Diz-se que uma mentira contada mil vezes torna-se verdade. Pelo menos na cabeça de quem a profere. E é com essa máxima que o ministro da Economia, Paulo Guedes, tenta evocar uma agenda liberal inexistente, prometendo uma onda de privatizações que nunca sai do papel e apresentando o arrolamento da dívida pública como única forma de evitar a hiperinflação. Com um discurso tão desgastado quanto sua imagem, Guedes, que nunca foi popular entre políticos e a sociedade civil, vê esvair o apoio de um mercado receoso com o que está por vir. Não é sem razão. Ao tocar no assunto do descontrole inflacionário em tom de ameaça – e não como um problema a ser detalhado e resolvido –, ele se mostra incapaz de diferenciar um bom plano de ação do devaneio de um liberal sem poder efetivo. O mercado, evidentemente, reage mal à falácia. E coloca em dúvida a capacidade do ministro de trazer soluções aos entraves econômicos que ameaçam o País também no próximo ano.

Em uma fala durante evento da Controladoria Geral da União, o ministro da Economia afirmou que, caso o governo não consiga arrolar mais a dívida pública, o resultado seria uma hiperinflação. Na literatura econômica, isso ocorre quando o principal conjunto de preços de um país aumenta mais de 50% em um mês, algo que ocorreu no Brasil nos anos 1980, mas deixou de ser uma ameaça desde a criação do Plano Real, em 1994. Na avaliação do economista Armando Castelar, coordenador de Economia Aplicada do Instituto Brasileiro de Economia da Fundação Getulio Vargas (Ibre/FGV), a fala de Guedes é alarmista e não retrata a realidade.

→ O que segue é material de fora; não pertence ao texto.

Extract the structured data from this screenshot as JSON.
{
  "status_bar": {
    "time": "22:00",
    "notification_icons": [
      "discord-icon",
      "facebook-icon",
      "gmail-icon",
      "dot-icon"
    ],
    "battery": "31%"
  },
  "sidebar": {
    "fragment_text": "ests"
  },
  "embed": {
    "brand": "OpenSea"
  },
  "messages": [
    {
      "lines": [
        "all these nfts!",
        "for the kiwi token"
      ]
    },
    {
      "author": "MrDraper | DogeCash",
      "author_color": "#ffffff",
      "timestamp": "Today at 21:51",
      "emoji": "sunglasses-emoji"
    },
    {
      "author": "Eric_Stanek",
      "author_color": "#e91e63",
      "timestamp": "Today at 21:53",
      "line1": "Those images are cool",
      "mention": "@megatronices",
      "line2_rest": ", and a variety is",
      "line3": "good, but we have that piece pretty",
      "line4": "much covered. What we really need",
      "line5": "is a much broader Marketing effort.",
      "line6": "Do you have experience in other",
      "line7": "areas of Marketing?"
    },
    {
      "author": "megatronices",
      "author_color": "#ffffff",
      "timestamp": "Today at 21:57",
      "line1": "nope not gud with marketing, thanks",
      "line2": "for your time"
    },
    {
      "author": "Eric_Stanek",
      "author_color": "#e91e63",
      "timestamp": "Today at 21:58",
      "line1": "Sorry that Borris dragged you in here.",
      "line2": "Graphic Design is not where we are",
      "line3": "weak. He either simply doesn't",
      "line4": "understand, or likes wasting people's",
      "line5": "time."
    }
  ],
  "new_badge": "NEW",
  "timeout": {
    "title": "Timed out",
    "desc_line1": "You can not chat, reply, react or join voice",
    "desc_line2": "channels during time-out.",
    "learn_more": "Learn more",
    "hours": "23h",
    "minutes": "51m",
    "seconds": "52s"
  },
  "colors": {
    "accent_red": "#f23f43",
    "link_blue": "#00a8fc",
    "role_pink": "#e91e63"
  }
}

O risco, de acordo com o acadêmico, é que, caso a dívida continue sua trajetória crescente, o Banco Central possa cair em uma situação de “dominância fiscal” e, dessa forma, ficar impossibilitado de aumentar os juros para segurar a inflação. “Isso porque, caso os juros subam, a dívida pública dispara”, disse Castelar. Ex-Secretario do Tesouro Nacional e hoje diretor do Asa Investments, Carlos Kawall recorda que R$ 700 bilhões da dívida pública, ou 10% do PIB, vencem até maio de 2021. “A situação é grave”, afirmou Kawall. Para ele, a ação do governo, contrariando a própria equipe econômica, contribui para aumentar, e não diminuir, a incerteza a respeito da trajetória fiscal. “Nesse sentido, o alerta deve ser levado a sério”, disse.

Se a questão fiscal preocupa, a distância entre a taxa atual de inflação, estacionada entre 3,5% e 4% ao ano, e uma hiperinflação acima de 50% ao mês dificilmente seria percorrida em pouco tempo. Essa é a avaliação de Sérgio Andrade Góes, doutor em economia fiscal e ex-secretário da Fazenda do Estado de São Paulo. “Há uma sensação de alta nos preços, porque os alimentos estão subindo, mas não é algo que foge muito da meta de 2020”, afirmou. Para ele, a alta do barril de petróleo também pode elevar os preços nos próximos meses, mas em um movimento global e atrelado ao cenário externo. “As ameaças (de Guedes) não ajudam. Se houvesse um problema exposto de descontrole de preços, o ministro deveria chegar com um plano, não com um devaneio”, disse. O vilão da economia neste momento, segundo Góes, é a falta de capacidade de captar recursos que a União enfrenta. “Para mudar isso, é preciso agir mais e falar menos”, afirmou.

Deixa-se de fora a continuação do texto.